The House appropriations staff would deny funding for two Joint Strike Fighter aircraft and five of the Navy’s electronic attack airplanes, two requests that raised lawmakers’ ire.
As the House tackles the emergency-supplemental markup, Sen. Judd Gregg’s (R-N.H.) office is arguing to remove the “emergency” designation from several defense projects requested in the supplemental. Among the targets are an upgrade program for the Abrams tank that started in 1994 and a recapitalization program for the Bradley armored vehicle bases, which the Budget Committee ranking member does not consider an unforeseen expense.

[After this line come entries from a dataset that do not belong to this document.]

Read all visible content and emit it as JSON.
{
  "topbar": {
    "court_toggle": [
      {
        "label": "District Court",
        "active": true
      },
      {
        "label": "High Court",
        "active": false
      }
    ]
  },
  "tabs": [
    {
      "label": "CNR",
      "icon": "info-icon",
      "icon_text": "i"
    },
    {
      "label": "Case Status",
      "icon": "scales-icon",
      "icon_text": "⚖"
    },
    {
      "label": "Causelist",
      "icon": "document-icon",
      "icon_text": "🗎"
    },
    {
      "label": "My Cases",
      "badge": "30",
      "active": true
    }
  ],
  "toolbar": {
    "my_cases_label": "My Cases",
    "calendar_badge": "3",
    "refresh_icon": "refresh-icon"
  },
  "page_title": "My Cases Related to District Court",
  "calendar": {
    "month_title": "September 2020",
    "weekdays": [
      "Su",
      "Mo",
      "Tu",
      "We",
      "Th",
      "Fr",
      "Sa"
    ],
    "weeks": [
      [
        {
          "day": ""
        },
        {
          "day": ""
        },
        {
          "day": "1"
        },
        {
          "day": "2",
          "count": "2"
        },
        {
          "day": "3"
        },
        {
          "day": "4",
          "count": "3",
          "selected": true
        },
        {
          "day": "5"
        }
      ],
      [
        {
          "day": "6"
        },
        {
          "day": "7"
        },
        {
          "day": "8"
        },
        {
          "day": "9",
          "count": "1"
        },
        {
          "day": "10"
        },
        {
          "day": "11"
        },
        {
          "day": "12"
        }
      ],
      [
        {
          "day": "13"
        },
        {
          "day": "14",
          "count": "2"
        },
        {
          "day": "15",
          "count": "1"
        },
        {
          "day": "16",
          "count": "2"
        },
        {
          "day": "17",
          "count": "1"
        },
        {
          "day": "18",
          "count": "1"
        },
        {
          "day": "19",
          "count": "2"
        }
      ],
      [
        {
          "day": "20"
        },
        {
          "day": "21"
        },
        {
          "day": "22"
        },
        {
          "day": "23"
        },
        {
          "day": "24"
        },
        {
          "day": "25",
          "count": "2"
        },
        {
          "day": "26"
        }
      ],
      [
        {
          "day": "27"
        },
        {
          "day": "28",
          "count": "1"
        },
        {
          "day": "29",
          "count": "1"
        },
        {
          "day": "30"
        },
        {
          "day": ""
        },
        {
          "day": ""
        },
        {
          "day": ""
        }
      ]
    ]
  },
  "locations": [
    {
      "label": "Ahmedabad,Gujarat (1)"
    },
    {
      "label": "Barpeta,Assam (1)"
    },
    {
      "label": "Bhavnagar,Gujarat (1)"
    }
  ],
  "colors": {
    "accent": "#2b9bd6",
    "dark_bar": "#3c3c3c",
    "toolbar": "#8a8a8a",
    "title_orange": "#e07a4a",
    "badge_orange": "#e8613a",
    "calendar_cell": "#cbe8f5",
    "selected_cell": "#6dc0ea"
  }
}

Meanwhile, the request to buy one V-22 Osprey is neither necessary nor urgent, according to a report released by Gregg’s office.
Similar to members in the House, Gregg’s office criticized the choice to request the electronic attack aircraft and the Joint Strike Fighter (JSF) in the supplemental. “Neither the insurgents in Iraq nor al Qaeda have an air force or radars,” the report read.
According to Gregg’s office, the $3.1 billion promised by defense appropriators in the supplemental makes up for the gap in funding for the 2005 Base Realignment and Closure (BRAC) round. “While base closure is military spending, it is hardly a necessary, sudden, urgent and unforeseen expenditure,” the report read. BRAC funding in the continuing resolution includes $1 billion over the Pentagon’s 2006 request.
“If Congress adds all these items on the wish list, the war supplemental will not be recognizable,” the report read.
Meanwhile, the Bush administration sent Congress an amendment to the supplemental in which it scrapped its request for the JSFs, five of the electronic attack planes, five C-130 J cargo aircraft and one V-22.